The Far Lands is the area that extends towards what some call the "edges" of the map. It is basically an area that lies as far as 25% from where you are to where the sun is currently. When a player makes it to the far lands, they will witness an excessive amount of lag and the map will be severely distorted. According to Notch, this distortion can be fixed, but since no one is likely to make it to the Far Lands without some form of cheating, he says that he will likely not fix it since he likes the idea of a mysterious world beyond a certain distance.[1]
Getting to the Far Lands
Legitimately getting to the far lands would be an epic task, and probably not that much fun. Instead a level.dat editor could be used to set the player position to the far lands.
The hard limit where chunks get overwritten is at X/Z of 34359738368 (negative or positive). At X/Z of 2147483648, item positions, pathfinding and other things using integers will start to overflow and act weird, usually resulting in minecraft crashing. Before those two points however, things still get weird, such as the map generation, block physics, or the map updating according to where the player is. Using third party programs to get players into the deep far lands will usually result in Minecraft crashing.
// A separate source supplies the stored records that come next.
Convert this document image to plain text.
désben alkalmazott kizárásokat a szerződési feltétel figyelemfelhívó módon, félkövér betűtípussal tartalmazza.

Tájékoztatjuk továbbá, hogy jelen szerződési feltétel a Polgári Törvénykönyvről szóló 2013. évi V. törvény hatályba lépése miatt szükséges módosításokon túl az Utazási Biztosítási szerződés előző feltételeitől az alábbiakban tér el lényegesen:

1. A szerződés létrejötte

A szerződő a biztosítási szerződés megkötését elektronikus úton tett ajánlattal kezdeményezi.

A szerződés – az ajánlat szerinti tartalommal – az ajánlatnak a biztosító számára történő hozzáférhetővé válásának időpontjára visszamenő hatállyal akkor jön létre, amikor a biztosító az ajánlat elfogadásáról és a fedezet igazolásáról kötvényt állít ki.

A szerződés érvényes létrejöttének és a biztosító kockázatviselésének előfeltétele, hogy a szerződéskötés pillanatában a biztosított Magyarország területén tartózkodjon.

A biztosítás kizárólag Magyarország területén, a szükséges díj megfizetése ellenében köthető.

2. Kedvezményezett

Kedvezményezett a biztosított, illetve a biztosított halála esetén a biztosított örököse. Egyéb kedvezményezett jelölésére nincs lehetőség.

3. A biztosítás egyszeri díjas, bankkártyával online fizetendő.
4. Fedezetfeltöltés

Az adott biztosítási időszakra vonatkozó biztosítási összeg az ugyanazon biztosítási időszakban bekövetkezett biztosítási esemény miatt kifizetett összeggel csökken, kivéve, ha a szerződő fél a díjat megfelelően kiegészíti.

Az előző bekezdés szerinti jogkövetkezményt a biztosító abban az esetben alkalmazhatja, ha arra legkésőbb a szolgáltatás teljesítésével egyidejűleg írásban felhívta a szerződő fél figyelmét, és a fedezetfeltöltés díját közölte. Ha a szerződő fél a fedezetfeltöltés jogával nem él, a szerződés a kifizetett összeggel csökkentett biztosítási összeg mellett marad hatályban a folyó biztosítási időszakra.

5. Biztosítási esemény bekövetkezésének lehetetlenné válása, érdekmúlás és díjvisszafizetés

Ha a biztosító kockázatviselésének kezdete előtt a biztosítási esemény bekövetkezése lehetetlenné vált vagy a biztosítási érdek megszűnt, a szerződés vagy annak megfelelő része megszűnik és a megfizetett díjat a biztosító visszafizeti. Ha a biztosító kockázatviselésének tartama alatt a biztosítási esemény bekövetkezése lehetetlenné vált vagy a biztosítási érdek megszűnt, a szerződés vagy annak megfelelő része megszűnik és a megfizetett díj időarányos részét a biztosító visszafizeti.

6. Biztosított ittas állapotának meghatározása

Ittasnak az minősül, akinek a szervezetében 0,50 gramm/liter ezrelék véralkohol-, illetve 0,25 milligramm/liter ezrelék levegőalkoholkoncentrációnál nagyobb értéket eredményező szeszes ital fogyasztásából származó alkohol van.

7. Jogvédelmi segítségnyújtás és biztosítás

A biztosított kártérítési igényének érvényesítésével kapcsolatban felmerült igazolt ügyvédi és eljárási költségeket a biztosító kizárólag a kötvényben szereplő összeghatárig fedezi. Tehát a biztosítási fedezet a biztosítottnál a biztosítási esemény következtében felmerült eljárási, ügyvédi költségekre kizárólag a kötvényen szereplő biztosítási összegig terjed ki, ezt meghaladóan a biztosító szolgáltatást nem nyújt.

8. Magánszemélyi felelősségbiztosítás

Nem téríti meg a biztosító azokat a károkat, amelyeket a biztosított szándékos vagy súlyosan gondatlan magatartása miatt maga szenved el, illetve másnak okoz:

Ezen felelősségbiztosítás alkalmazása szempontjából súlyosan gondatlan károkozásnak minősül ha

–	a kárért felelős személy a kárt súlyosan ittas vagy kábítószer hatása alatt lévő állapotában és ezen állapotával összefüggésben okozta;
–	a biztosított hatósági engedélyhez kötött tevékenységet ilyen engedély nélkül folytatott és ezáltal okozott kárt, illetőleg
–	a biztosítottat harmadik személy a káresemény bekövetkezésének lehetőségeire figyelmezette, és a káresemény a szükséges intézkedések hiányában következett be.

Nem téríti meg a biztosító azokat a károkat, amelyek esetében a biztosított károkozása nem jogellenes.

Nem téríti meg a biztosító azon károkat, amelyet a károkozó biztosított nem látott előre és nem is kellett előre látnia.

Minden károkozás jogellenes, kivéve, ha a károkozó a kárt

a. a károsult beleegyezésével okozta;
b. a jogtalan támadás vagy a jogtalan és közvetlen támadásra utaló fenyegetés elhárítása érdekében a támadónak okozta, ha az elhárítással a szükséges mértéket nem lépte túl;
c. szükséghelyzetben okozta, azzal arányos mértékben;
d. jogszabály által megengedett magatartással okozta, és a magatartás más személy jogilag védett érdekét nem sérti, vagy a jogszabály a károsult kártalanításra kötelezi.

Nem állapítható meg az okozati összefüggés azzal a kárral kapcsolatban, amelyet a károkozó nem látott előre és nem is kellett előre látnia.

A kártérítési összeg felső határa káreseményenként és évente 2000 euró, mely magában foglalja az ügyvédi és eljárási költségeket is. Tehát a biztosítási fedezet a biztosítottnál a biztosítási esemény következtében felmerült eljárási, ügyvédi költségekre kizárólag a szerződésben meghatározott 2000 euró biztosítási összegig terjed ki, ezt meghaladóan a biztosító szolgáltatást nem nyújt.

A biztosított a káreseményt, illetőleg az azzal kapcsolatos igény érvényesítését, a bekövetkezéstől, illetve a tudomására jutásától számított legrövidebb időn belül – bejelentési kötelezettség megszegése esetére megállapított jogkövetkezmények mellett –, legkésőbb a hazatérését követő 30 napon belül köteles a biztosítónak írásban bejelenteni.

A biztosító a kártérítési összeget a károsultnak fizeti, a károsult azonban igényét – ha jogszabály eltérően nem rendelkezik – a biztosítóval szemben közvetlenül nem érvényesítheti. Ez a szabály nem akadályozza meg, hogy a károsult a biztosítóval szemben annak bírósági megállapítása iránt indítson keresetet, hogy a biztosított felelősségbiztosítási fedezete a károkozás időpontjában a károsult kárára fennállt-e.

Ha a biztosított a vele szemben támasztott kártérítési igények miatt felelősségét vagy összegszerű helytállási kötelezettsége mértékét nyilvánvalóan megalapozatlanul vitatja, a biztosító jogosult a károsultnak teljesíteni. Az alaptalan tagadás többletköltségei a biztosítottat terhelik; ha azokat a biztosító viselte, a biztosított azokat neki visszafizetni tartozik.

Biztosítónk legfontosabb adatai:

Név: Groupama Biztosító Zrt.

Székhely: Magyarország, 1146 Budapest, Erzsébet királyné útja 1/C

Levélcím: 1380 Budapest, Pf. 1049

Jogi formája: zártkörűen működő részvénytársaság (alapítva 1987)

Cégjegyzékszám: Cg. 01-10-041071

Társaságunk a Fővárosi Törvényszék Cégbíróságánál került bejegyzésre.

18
Going into the Far Lands can be very dangerous, and can easily result in death or crashing.
Effects of the Far Lands
The first side effect of the Far Lands, where the map takes longer to update according to the player's location.
There are many effects that will be noticed after traveling millions of blocks away from your spawn point. The very first effect that will be noticed is blocky movement of the map. Players will also experience severe drops in frame rate, and slower shading updates. These two effects worsen the farther you go into the Far Lands.
The line break of land generation on X value 12550821.
By X/Z value of 12550821, the map generator will generate very crazy sculptures, much different than the regular generated land. This land appears as columns along the axis of which the player went into the Far Lands, with a rough sine wave of the grass going from the top of the map to the bottom of the map.